Wong Hoy Cheong examined the proverbial issues of engaging communities through social/political interventions, community actions, and policy formulation. He will take notions of cultural and artistic interventions in the form of "social sculpture" promulgated by Joseph Beuys and the theory of "dialogical action" and "conscientization" by Paulo Freire as starting points.
Using three projects on housing as case studies, Hoy Cheong focused on strategies and processes and highlight the complexities of working with and within communities: 1) a collaborative film with the Roma (gypsy) community in the district of Sulukule, Turkey during the imminent demolition of their homes and their eviction; 2) an urban regeneration project in a low-cost housing development at a former site of ethnic riots through a private-public partnership with a local government in Selangor, Malaysia; 3) a participatory budgeting project in council housing, Penang, Malaysia, to appraise the needs of the residents through survey and data collection, focus groups, voting their needs, and implementing them through more equitable budget allocation and structures.
While the lecture did not propose definitive methodologies and answers, it argued that all engagements with communities must develop critical frameworks and action-reflection. Can artistic/cultural interventions empower disenfranchised communities? How do fractured communities develop agency, organise, and transform themselves? What constitutes concrete outputs and sustainability? When does cultural action and idealism end and realpolitik begin? Does real change require political "patronage," and the formulation and mainstreaming of policies?

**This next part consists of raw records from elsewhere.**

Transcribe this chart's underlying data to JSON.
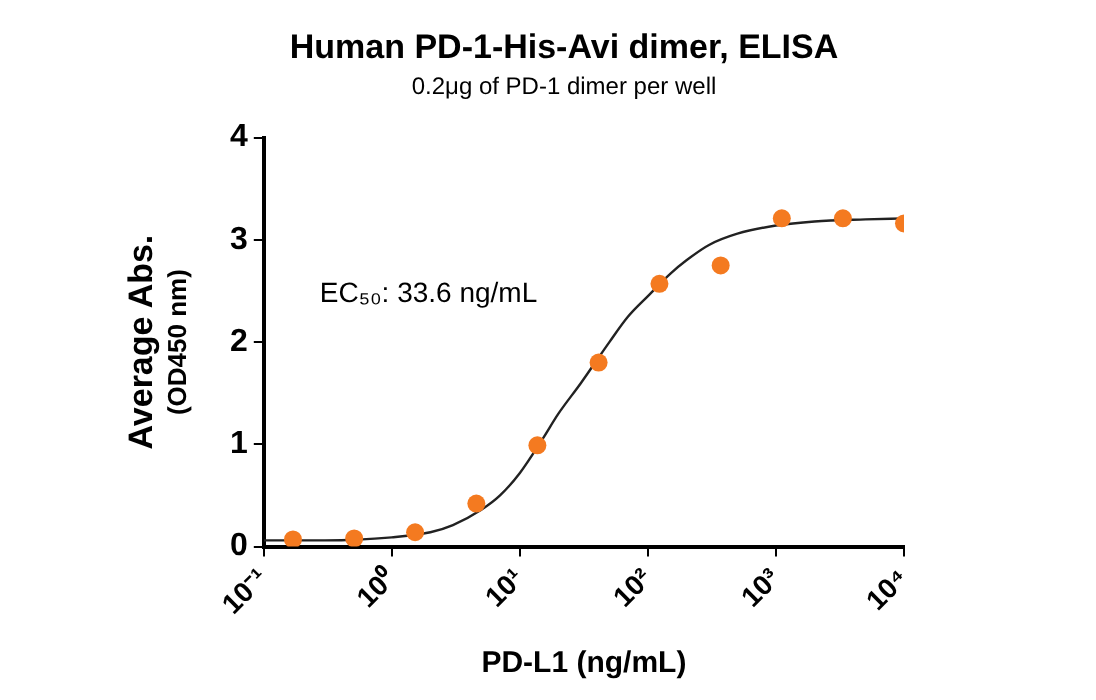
{
  "chart_data": {
    "type": "scatter",
    "title": "Human PD-1-His-Avi dimer, ELISA",
    "subtitle": "0.2μg of PD-1 dimer per well",
    "xlabel": "PD-L1 (ng/mL)",
    "ylabel": "Average Abs.\n(OD450 nm)",
    "annotations": [
      "EC₅₀: 33.6 ng/mL"
    ],
    "log": "x",
    "grid": false,
    "legend": false,
    "marker": "circle",
    "xlim": [
      0.1,
      10000
    ],
    "xticks": [
      {
        "value": 0.1,
        "label": "10⁻¹"
      },
      {
        "value": 1,
        "label": "10⁰"
      },
      {
        "value": 10,
        "label": "10¹"
      },
      {
        "value": 100,
        "label": "10²"
      },
      {
        "value": 1000,
        "label": "10³"
      },
      {
        "value": 10000,
        "label": "10⁴"
      }
    ],
    "ylim": [
      0,
      4
    ],
    "yticks": [
      0,
      1,
      2,
      3,
      4
    ],
    "series": [
      {
        "color": "#f47a20",
        "x": [
          0.169,
          0.508,
          1.52,
          4.57,
          13.7,
          41.2,
          123,
          370,
          1111,
          3333,
          10000
        ],
        "values": [
          0.07,
          0.08,
          0.14,
          0.42,
          0.99,
          1.8,
          2.57,
          2.75,
          3.21,
          3.21,
          3.16
        ]
      },
      {
        "type": "line",
        "color": "#222222",
        "marker": "none",
        "x": [
          0.1,
          0.3,
          1,
          2,
          3,
          5,
          7,
          10,
          15,
          20,
          30,
          50,
          70,
          100,
          150,
          200,
          300,
          500,
          1000,
          2000,
          5000,
          10000
        ],
        "values": [
          0.06,
          0.06,
          0.09,
          0.14,
          0.21,
          0.36,
          0.5,
          0.72,
          1.05,
          1.3,
          1.6,
          2.0,
          2.25,
          2.45,
          2.67,
          2.8,
          2.95,
          3.06,
          3.14,
          3.18,
          3.2,
          3.21
        ]
      }
    ]
  }
}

Wong Hoy Cheong is from George Town, Malaysia. He is an artist, educator, and social activist. He holds degrees from Brandeis University (BA, Magna cum Laude), Harvard University (MEd), and University of Massachusetts, Amherst (MFA). He has exhibited widely in exhibitions in museums such as Mori Art Musuem (Japan), Guggenheim Museum (USA), KunsthalleWien (Austria), Hayward Gallery (UK); and in the Venice, Istanbul, Lyon, and Liverpool biennales. Working in a wide range of media, Wong addresses concerns about identity and indigeneity, the retrieval of marginalised histories, migration and globalisation; and the slipperiness that lies between fact and fiction, past and present. Of late, he has been working within the realms of politics and government and in various communities, engaging with issues of strategy and complicity, methodology and dialogical action, policies and sustainability.
Mapping Asia is an unfolding publication, exhibition, and programme series presented by Asia Art Archive, that explores multiple vantage points from which to consider Asia, looking beyond inherited boundaries, histories, and political and economic systems to entanglements and connections across time, sites, and geographies.